Lucrezia’s story leading up to this is recounted in alternating time lines: her childhood in Florence as part of a large, powerful aristocratic family and her life as a terrified newlywed, torn from her roots and at the mercy of a man who is an unpredictable mystery to her. Her new existence brings her ominous sisters-in-laws and the task of navigating the complicated history of a tumultuous extended dynasty with treacherous politics. The titular marriage portrait, commissioned by Alfonso, is the device through which O’Farrell allows us a glimpse into Lucrezia’s growing powers of perception and burgeoning emotional maturity.

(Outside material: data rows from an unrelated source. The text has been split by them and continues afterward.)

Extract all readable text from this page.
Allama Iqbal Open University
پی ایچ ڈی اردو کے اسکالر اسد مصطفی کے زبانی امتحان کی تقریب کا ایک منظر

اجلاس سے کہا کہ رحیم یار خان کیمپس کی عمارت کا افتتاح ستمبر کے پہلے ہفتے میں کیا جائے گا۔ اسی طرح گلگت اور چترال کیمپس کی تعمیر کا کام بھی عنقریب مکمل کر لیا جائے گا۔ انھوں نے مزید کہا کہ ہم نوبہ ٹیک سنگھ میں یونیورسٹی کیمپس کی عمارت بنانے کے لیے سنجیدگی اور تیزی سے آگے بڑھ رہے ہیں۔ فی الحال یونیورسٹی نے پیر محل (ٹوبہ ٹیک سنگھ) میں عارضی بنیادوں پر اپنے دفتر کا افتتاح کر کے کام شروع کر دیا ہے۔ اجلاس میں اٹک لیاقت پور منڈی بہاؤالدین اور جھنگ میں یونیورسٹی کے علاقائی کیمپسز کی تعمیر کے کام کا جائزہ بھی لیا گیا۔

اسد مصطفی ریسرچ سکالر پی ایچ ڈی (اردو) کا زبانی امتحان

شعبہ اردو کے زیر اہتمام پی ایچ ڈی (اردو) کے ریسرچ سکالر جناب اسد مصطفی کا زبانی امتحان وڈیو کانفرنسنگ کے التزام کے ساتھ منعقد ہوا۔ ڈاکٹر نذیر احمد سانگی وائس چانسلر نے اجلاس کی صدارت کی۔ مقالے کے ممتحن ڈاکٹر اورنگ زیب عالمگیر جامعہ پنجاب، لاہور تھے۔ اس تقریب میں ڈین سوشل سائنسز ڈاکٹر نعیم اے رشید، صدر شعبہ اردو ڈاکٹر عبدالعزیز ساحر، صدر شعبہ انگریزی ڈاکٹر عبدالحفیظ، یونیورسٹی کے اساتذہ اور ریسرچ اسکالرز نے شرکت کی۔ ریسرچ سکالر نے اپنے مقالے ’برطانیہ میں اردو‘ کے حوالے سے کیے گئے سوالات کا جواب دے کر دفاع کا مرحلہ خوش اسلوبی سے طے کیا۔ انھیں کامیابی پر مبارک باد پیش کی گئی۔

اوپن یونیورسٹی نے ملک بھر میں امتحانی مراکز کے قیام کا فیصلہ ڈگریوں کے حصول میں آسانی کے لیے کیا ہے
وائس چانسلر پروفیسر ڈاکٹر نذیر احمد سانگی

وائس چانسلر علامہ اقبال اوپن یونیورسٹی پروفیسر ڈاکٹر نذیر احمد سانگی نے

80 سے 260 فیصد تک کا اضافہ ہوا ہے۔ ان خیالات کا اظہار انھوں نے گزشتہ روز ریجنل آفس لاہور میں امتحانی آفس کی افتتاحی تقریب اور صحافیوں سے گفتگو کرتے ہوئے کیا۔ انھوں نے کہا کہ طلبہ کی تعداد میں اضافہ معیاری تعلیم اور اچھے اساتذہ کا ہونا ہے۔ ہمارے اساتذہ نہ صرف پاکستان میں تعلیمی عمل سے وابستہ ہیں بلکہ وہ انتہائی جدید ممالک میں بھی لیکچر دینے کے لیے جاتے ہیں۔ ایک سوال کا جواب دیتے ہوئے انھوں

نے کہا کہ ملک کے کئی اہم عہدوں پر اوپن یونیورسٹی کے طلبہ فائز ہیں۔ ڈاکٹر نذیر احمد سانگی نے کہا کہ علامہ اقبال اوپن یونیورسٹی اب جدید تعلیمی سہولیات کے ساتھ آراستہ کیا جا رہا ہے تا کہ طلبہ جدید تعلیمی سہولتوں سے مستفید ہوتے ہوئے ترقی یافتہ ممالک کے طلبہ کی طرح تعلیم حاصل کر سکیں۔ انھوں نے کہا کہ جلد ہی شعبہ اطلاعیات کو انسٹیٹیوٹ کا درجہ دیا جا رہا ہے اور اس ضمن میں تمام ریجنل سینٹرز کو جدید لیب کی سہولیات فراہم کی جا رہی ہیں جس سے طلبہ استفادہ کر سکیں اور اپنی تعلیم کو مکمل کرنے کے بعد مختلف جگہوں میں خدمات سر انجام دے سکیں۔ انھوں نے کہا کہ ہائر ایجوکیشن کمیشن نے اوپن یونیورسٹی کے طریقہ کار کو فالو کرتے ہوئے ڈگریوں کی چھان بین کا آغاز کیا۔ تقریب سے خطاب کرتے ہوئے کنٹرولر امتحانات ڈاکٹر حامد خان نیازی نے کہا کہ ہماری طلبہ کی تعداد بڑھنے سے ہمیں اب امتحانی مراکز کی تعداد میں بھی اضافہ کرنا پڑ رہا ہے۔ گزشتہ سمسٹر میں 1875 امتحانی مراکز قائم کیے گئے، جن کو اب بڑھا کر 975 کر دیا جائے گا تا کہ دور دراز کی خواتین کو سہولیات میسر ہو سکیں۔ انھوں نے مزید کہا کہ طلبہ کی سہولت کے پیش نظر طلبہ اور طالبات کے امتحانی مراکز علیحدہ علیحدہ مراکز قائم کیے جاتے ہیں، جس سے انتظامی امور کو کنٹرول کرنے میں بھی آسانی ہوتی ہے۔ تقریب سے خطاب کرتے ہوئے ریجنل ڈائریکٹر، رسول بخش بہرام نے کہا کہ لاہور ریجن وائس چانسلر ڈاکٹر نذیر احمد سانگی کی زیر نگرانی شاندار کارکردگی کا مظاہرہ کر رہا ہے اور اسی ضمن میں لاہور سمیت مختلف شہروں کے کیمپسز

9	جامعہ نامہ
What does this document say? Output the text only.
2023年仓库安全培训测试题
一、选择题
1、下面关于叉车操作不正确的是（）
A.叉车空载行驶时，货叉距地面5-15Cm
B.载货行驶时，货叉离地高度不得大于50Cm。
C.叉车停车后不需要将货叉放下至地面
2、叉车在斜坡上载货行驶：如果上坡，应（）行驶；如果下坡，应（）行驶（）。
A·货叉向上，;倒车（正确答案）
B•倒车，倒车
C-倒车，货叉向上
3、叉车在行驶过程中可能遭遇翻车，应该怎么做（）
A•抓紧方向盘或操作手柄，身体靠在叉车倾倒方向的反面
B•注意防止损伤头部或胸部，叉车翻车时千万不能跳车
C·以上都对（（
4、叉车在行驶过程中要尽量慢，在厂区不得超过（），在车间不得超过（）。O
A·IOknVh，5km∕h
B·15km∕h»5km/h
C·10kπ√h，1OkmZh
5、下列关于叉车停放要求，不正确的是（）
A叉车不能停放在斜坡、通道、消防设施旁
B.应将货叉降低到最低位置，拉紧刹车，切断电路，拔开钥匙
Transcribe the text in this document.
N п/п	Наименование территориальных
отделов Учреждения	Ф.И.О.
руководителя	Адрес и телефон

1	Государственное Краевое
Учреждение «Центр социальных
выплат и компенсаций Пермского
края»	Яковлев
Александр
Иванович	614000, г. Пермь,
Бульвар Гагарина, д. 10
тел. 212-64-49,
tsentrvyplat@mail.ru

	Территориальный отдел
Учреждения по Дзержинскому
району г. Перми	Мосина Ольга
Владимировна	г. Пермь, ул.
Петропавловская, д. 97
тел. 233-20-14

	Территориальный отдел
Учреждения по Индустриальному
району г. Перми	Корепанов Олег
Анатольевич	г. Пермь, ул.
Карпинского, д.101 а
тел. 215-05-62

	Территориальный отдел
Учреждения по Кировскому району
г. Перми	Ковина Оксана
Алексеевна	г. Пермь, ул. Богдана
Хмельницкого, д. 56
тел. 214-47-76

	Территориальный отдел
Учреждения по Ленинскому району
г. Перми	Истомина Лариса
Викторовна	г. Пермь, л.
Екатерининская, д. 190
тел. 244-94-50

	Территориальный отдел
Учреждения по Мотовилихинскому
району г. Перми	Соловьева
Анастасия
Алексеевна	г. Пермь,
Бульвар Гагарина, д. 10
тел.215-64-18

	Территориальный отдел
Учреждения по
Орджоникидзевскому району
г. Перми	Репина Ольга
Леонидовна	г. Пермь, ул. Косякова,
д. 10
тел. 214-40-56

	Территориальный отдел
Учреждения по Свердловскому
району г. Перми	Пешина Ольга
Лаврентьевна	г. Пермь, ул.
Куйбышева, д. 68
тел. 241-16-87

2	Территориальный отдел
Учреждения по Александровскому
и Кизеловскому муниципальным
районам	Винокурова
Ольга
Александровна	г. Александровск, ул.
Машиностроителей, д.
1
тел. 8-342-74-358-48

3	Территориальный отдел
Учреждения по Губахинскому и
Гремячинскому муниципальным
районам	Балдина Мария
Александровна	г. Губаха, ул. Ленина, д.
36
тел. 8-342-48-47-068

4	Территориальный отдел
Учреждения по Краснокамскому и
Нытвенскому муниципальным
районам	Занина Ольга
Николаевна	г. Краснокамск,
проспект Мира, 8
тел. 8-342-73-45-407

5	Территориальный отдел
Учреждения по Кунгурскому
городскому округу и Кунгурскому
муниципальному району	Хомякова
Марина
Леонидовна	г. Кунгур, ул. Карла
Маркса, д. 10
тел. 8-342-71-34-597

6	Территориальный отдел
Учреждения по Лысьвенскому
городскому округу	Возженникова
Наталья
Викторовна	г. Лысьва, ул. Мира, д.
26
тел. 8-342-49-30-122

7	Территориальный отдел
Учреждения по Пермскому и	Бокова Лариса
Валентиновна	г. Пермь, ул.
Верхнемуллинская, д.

Though the story’s players are based on real figures, the time and distance that stretch between then and now are more of a barrier here for O’Farrell than it was in her previous, astonishing work, Hamnet, which won the 2020 National Book Critics Circle Award. But she still manages to infuse the novel with strikingly vivid detail — minute aspects of life in a Renaissance court captured with a delicate attention to every one of the senses. Lucrezia’s rich inner life, her budding creativity as a painter, and an insightfulness that belies her age are treated to O’Farrell’s elegant, transporting prose. Lucrezia passes the time when no one else is around painting scenes from her imagination, only to paint over them to hide her true passion from prying eyes charged with surveilling her, and forms an instant connection with an apprentice portrait painter who speaks in the same provincial dialect as the cherished nursemaid who raised her and whom only she can understand. Granting us access to these small, significant moments, O’Farrell endows Lucrezia with a genuine humanity and gives life to a person whose brief existence could have easily been lost to obscurity.

The Marriage Portrait by Maggie O’Farrell (Knopf) is available online and in stores September 6.